Trump SPAC Litigation Heads to Judge With Meme Stock Experience

April 9, 2024, 6:22 PM UTC

Donald Trump‘s blank-check merger has landed in front of the Delaware judge who oversaw the unruly litigation challenging AMC Entertainment Holdings Inc.'s bid to recapitalize by diluting its base of meme stock investors.

The case in Delaware Chancery Court will be handled going forward by Vice Chancellor Morgan T. Zurn, according to Vice Chancellor Sam Glasscock III, who previously agreed to fast-track the dispute. Glasscock, who is retiring, made the announcement at a court hearing Tuesday.

The lawsuit is one of four filed this year over the tie-up between Truth Social, Trump’s right-wing social media platform, and a publicly traded shell entity known as a special purpose acquisition company. That’s in addition to an insider trading case in federal court in Manhattan against an architect of the transaction and two investors.

The deal closed in March after Glasscock declined to issue an injunction blocking it while litigation plays out. Trump Media & Technology Group Corp., the holding company for Truth Social, surged in the days after the merger, driven by retail traders. But its shares have plunged about 44% since March 27, wiping out billions in value. The former president owns roughly 58% of the business.

Read More: Trump Media Spirals as 36% Dive from Debut Erases Billions

Zurn is one of seven trial judges on the country’s leading M&A court, a forum that typically handles heavyweight buyout battles and shareholder cases blaming boards of directors for major corporate scandals. But the meme stock traders who have disrupted financial markets in recent years have also begun trickling into court, as she knows perhaps better than anyone.

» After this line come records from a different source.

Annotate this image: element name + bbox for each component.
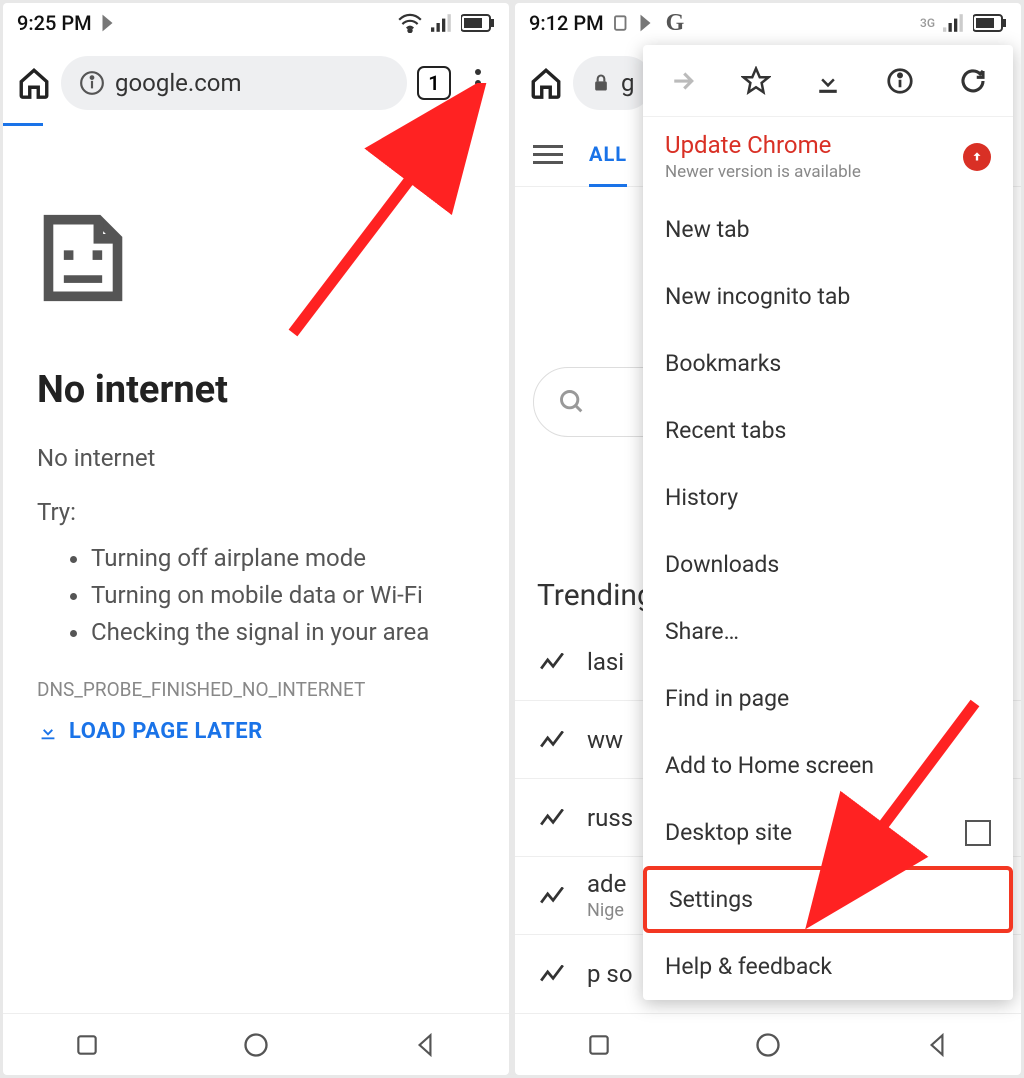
home-icon[interactable] bbox=[17, 66, 51, 100]
error-tip: Turning on mobile data or Wi-Fi bbox=[91, 577, 475, 614]
url-bar[interactable]: g bbox=[573, 56, 653, 110]
refresh-icon[interactable] bbox=[958, 66, 988, 96]
info-icon[interactable] bbox=[885, 66, 915, 96]
nav-home-icon[interactable] bbox=[754, 1031, 782, 1059]
signal-icon bbox=[431, 14, 453, 32]
play-store-icon bbox=[100, 13, 120, 33]
url-bar[interactable]: google.com bbox=[61, 56, 407, 110]
hamburger-icon[interactable] bbox=[533, 145, 563, 164]
nav-back-icon[interactable] bbox=[412, 1032, 438, 1058]
error-code: DNS_PROBE_FINISHED_NO_INTERNET bbox=[37, 678, 475, 701]
desktop-site-checkbox[interactable] bbox=[965, 820, 991, 846]
network-type: 3G bbox=[920, 16, 935, 30]
menu-recent-tabs[interactable]: Recent tabs bbox=[643, 397, 1013, 464]
error-tips-list: Turning off airplane mode Turning on mob… bbox=[37, 540, 475, 652]
chrome-toolbar: google.com 1 bbox=[3, 43, 509, 123]
play-store-icon bbox=[638, 13, 658, 33]
wifi-icon bbox=[397, 13, 423, 33]
trending-title: lasi bbox=[587, 648, 624, 676]
trend-icon bbox=[539, 809, 565, 827]
update-title: Update Chrome bbox=[665, 131, 861, 159]
nav-recent-icon[interactable] bbox=[586, 1032, 612, 1058]
nav-back-icon[interactable] bbox=[924, 1032, 950, 1058]
info-icon bbox=[79, 70, 105, 96]
download-icon bbox=[37, 720, 59, 742]
forward-icon[interactable] bbox=[668, 66, 698, 96]
battery-icon bbox=[973, 14, 1007, 32]
chrome-dropdown-menu: Update Chrome Newer version is available… bbox=[643, 45, 1013, 1000]
update-subtitle: Newer version is available bbox=[665, 162, 861, 182]
trend-icon bbox=[539, 887, 565, 905]
trending-title: ww bbox=[587, 726, 623, 754]
status-bar: 9:25 PM bbox=[3, 3, 509, 43]
battery-icon bbox=[461, 14, 495, 32]
update-badge-icon bbox=[963, 143, 991, 171]
menu-add-home[interactable]: Add to Home screen bbox=[643, 732, 1013, 799]
menu-history[interactable]: History bbox=[643, 464, 1013, 531]
menu-help-feedback[interactable]: Help & feedback bbox=[643, 933, 1013, 1000]
url-text: g bbox=[621, 69, 634, 97]
trending-sub: Nige bbox=[587, 900, 626, 921]
menu-update-chrome[interactable]: Update Chrome Newer version is available bbox=[643, 117, 1013, 196]
sad-page-icon bbox=[37, 212, 129, 304]
square-icon bbox=[612, 14, 630, 32]
trend-icon bbox=[539, 965, 565, 983]
offline-error-page: No internet No internet Try: Turning off… bbox=[3, 126, 509, 1013]
error-try-label: Try: bbox=[37, 498, 475, 526]
android-nav-bar bbox=[515, 1013, 1021, 1075]
lock-icon bbox=[591, 73, 611, 93]
status-time: 9:25 PM bbox=[17, 11, 92, 35]
menu-find-in-page[interactable]: Find in page bbox=[643, 665, 1013, 732]
error-tip: Checking the signal in your area bbox=[91, 614, 475, 651]
trending-title: p so bbox=[587, 960, 633, 988]
home-icon[interactable] bbox=[529, 66, 563, 100]
error-title: No internet bbox=[37, 368, 475, 412]
menu-new-tab[interactable]: New tab bbox=[643, 196, 1013, 263]
trending-title: ade bbox=[587, 870, 626, 898]
menu-share[interactable]: Share… bbox=[643, 598, 1013, 665]
error-subtitle: No internet bbox=[37, 444, 475, 472]
menu-settings[interactable]: Settings bbox=[643, 866, 1013, 933]
tab-all[interactable]: ALL bbox=[589, 142, 627, 187]
error-tip: Turning off airplane mode bbox=[91, 540, 475, 577]
url-text: google.com bbox=[115, 69, 242, 97]
menu-bookmarks[interactable]: Bookmarks bbox=[643, 330, 1013, 397]
load-later-label: LOAD PAGE LATER bbox=[69, 719, 263, 744]
status-bar: 9:12 PM G 3G bbox=[515, 3, 1021, 43]
menu-desktop-site[interactable]: Desktop site bbox=[643, 799, 1013, 866]
tab-switcher[interactable]: 1 bbox=[417, 66, 451, 100]
search-icon bbox=[558, 388, 586, 416]
menu-new-incognito[interactable]: New incognito tab bbox=[643, 263, 1013, 330]
menu-button[interactable] bbox=[461, 69, 495, 97]
trend-icon bbox=[539, 653, 565, 671]
signal-icon bbox=[943, 14, 965, 32]
download-icon[interactable] bbox=[813, 66, 843, 96]
menu-top-actions bbox=[643, 45, 1013, 117]
left-screenshot: 9:25 PM google.com 1 No bbox=[3, 3, 509, 1075]
status-time: 9:12 PM bbox=[529, 11, 604, 35]
menu-downloads[interactable]: Downloads bbox=[643, 531, 1013, 598]
load-page-later-button[interactable]: LOAD PAGE LATER bbox=[37, 719, 475, 744]
nav-recent-icon[interactable] bbox=[74, 1032, 100, 1058]
trending-title: russ bbox=[587, 804, 633, 832]
google-g-icon: G bbox=[666, 10, 685, 37]
right-screenshot: 9:12 PM G 3G g ALL Hausa Trending lasi w… bbox=[515, 3, 1021, 1075]
nav-home-icon[interactable] bbox=[242, 1031, 270, 1059]
star-icon[interactable] bbox=[741, 66, 771, 96]
tab-count-number: 1 bbox=[428, 71, 439, 95]
android-nav-bar bbox=[3, 1013, 509, 1075]
trend-icon bbox=[539, 731, 565, 749]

Her initial decision rejecting a shareholder settlement in the AMC case last summer—after a retail investor objected to the company’s deal with a pension fund—stunned the market, sending arbitragers scrambling to unwind their bets in favor of the complex transaction. The judge later signed off on a revised version of the accord, giving the company permission to convert its AMC Preferred Equity units, or APEs, into common stock.

Nearly 3,000 investors wrote to Zurn to oppose the pact, many of them self-proclaimed “apes"—meme stock traders—who cited market manipulation theories that had spread online. The judge ended up deputizing a corporate attorney not otherwise involved with the case to sort through the tidal wave of correspondence.

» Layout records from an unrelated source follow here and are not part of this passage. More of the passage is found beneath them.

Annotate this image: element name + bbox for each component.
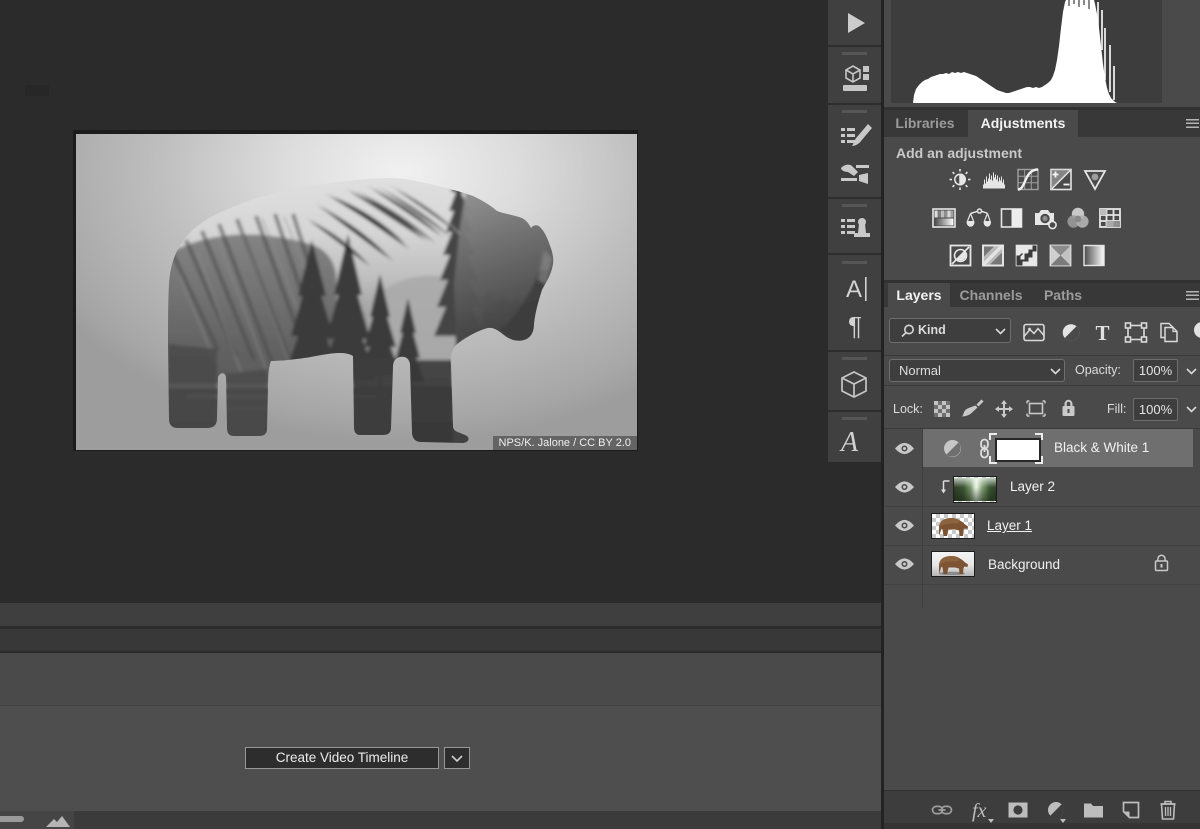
svg-text:A: A	[846, 276, 862, 303]
svg-text:A: A	[839, 427, 859, 458]
svg-text:fx: fx	[972, 800, 987, 822]
svg-text:¶: ¶	[848, 311, 862, 341]
svg-text:T: T	[1096, 321, 1110, 345]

Read More: AMC APE ‘Catastrophe’ in Crosshairs as Settlement Appeal Begins

More recently, the court’s chief judge, Chancellor Kathaleen St. J. McCormick, said she has received “many communications” from investors in Tesla Inc.—another company with a devoted retail following—urging her to reject a request for up to $6 billion in legal fees from the law firm that successfully challenged Elon Musk’s $55 billion pay package. The letter campaign was at least partly coordinated on X, the former Twitter Inc., which Musk bought in 2022.

The Truth Social suit heading to Zurn’s docket says the former president is wrongfully diluting the 8.6% stake owned by two former contestants on The Apprentice who co-founded Trump Media. Trump has countersued them in Florida state court, seeking to cancel their shares. He’s represented in Delaware by one of the same attorneys who spearheaded the effort by a retail investor to derail the AMC settlement.

Before stepping back from the case Tuesday, Glasscock agreed to let the co-founders—suing through an investment vehicle—update their claims against Trump. The new complaint, still under court seal, says Trump violated a court order and breached his fiduciary duties by imposing a “retaliatory” stock lockup on them and bringing the Florida case, according to Glasscock’s description of the allegations.

Trump is represented in Delaware by Halloran Farkas & Kittila LLP. The co-founders are represented by Berger McDermott LLP and Clark Smith Villazor LLP.

The case is United Atl. Ventures LLC v. Trump Media & Tech. Grp. Corp., Del. Ch., No. 2024-0184, 4/9/24.